Pitt County college enrollment on the rise

Pitt County college enrollment on the rise (Reporter: Amanda Brannon)

GREENVILLE, PITT COUNTY - Pitt county colleges are seeing record enrollment numbers this year.

East Carolina University is seeing its second largest freshman class ever. Pitt Community College is also making history with record breaking enrollment numbers.

"PCC is a great school. It's hands on," Pitt Community College freshman David Tarrant said.

That's just one of the many reasons students are choosing to attend Pitt Community College.

With 9,100 students, it's the largest enrollment the college has ever seen.

"We are teaching at every available space. We also look for some creative options to bring more online courses, more hybrid courses just trying to make sure that anyone who wants to attend Pitt is able to sign up for the classes that they need," PCC enrollment director, Joanne Ceres said.

However, Ceres said the college could use more space.

"We are the most crowded community college of all 58 North Carolina community colleges," Ceres said.

In November, residents in Pitt County will vote on a $19.9 million dollar bond referendum. The referendum seeks to help the college grow.

"The bond referendum will allow us to build that science classroom," she said.

PCC will also be able to relocate its basic law enforcement training center.

"A new science department would be great and they do need a new police department," PCC sophomore Cortney Bennett said.

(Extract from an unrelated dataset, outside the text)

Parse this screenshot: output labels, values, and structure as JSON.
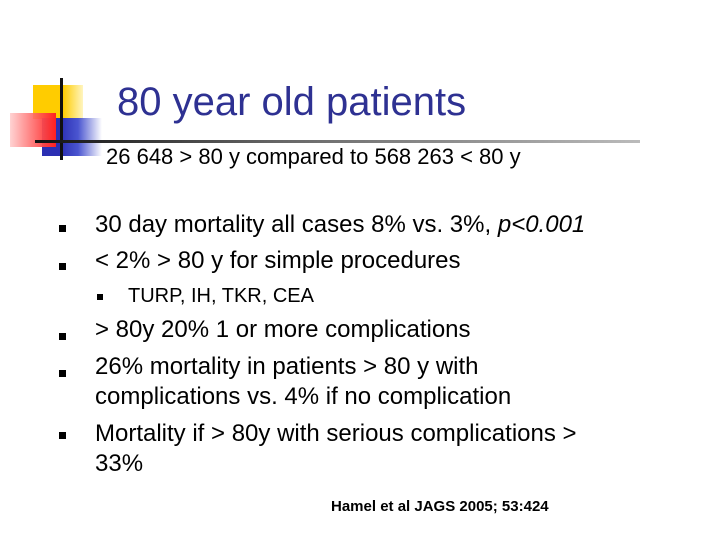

John Fletcher, associate provost for enrollment services at ECU, said the university is also seeing a surge in freshman enrollment.

"4,495 new students joined us here on campus this fall," Fletcher said.

Both colleges have a good working relationship, allowing students to start at PCC and finish their education at ECU.

"Anything that helps them may end up helping us indirectly," Fletcher said.

"I'm getting a lot from [PCC] with my first few weeks … [I] always wanted to go back to school but now that I'm here I'm glad I made the right decision," Tarrant said.

The bond referendum will come in the form of a property tax. Officials said for a house worth $100,000, a resident will pay $18.50 per year.